How to achieve Zero or near-Zero Downtime for DB-failover using SAP HANA System Replication
For quite sometimes, I was working with the team on SAP HANA System Replication. This is mainly focused for CRM on HANA or SoH HA/DR POC.
CRM on HANA is a scale-up solution – for HA part, we prefer SAP HANA System Replication within the same Datacenter whereas for DR, we leverage storage replication across Datacenters.
There are two aspects:
– SAP HANA System Replication setup/failover Testing
– CRM HA : Extend SAP HANA System Replication as a HA solution for CRM
Due to business criticality, CRM system HA failover should be Auto-Failover with zero data loss.
There are some technical points in this regard –
SAP HANA System Replication is primarily a Disaster Tolerance (DT) / Disaster Recovery (DR) Solution and NOT a full-fledged HA solution.
• HANA System Replication is NOT Host Auto-Failover
• HANA System Replication synchronizes data between two data centers (Site A and Site B)
• HANA System Replication works only for Scale Up
In this blog, I will discuss about SAP HANA System Replication – possibility to make it as automated failover. But I will not touch how to setup the systems to perform SAP HANA System Replication.
My recommendation for the above as follows – which is the best solution in industry as of today:
Combination of SUSE Linux Enterprise High Availability Extension Cluster (SLES HAE) with SAP HANA System Replication. But as on date, SLES HAE is taking care of HANA Database, it is not fully SAP Application-aware.
Without SLES HAE,
Yes, HANA System Replication can be used as HA solution if the connections from database clients that were configured to reach the primary system, and need to be “diverted” to the secondary system after a failover with an automatic way via IP redirection, DNS redirection, etc. along-with SAP HANA Service Auto-Restart watchdog function. But again, we have to take care Host Auto-failover functionality.
Remember, in this way, SAP HANA System Replication can be used as main HA failover for zero or near-zero downtime maintenance or failures.
– SAP HANA System Replication is already configured as per SAP standard guide.
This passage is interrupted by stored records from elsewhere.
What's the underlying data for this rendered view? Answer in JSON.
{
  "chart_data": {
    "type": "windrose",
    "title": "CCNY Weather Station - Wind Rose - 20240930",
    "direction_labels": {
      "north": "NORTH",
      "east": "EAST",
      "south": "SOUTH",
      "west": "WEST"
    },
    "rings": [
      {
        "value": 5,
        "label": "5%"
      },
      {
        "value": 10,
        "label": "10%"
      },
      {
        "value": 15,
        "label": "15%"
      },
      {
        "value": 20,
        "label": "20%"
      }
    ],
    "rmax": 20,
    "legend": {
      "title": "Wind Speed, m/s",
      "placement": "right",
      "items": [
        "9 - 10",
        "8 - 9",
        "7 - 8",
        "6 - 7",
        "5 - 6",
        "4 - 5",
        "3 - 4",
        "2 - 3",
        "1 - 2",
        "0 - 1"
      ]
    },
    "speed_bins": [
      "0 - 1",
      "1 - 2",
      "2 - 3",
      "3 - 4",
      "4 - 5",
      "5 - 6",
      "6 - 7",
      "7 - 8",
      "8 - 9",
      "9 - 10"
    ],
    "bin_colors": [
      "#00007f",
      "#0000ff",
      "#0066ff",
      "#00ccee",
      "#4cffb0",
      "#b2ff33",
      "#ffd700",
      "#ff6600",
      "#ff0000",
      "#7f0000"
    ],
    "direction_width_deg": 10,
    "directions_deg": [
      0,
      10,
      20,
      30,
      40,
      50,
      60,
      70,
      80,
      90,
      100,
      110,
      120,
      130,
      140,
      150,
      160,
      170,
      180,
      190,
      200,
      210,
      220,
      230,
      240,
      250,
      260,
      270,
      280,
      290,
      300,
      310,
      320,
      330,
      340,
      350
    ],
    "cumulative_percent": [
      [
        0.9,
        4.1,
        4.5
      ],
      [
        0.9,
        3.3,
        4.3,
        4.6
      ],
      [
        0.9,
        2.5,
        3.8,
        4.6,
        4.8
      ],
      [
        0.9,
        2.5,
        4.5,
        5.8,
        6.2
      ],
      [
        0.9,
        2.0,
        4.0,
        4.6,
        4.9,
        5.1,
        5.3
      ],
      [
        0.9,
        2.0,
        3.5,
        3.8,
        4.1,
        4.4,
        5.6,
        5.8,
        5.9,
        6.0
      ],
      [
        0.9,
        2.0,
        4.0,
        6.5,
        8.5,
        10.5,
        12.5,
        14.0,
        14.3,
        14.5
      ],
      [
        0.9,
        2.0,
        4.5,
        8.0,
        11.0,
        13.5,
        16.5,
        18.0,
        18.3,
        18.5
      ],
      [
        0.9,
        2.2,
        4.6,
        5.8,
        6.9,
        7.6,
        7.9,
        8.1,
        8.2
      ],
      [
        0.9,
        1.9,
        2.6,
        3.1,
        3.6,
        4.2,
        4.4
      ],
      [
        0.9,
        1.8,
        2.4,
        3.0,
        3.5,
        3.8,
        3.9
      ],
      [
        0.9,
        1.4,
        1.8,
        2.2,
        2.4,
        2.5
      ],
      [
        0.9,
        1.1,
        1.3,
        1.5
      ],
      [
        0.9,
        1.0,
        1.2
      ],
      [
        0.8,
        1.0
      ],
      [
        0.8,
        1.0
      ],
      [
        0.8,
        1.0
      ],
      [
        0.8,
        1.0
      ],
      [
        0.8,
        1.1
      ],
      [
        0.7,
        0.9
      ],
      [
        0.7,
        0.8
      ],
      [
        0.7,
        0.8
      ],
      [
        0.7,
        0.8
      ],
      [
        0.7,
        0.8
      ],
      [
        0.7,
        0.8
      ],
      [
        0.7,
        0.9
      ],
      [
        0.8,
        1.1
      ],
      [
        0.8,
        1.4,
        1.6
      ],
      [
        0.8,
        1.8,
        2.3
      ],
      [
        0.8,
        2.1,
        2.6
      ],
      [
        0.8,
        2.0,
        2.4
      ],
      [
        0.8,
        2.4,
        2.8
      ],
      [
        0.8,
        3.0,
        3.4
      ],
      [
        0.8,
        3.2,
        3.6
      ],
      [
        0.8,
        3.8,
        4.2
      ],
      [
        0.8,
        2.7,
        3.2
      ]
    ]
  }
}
– DB Takeover is happening from Primary to Secondary Node in perfect manner.
– People/Team having required skill-set and proper access, authorization to perform the activity.
Preparation at ABAP Application Server :
– Set greater value for rdisp/max_wprun_time from its default value of 300 seconds. It should be greater than DB Takeover process from Primary to Secondary node.
– Set the parameter rdisp/wp_auto_restart = 0
– Set the parameter dbs/hdb/quiesce_check_enable to “1” (default value is 0).
Just before the Takeover, we have to create a file named “hdb_quiesce.dat” using touch command in the DIR_GLOBAL directory (i.e., /usr/sap/<SAP_SID>/SYS/global).
This will suspend the connection between the application server and database server (Primary node, in this case), one can check via R3trans command.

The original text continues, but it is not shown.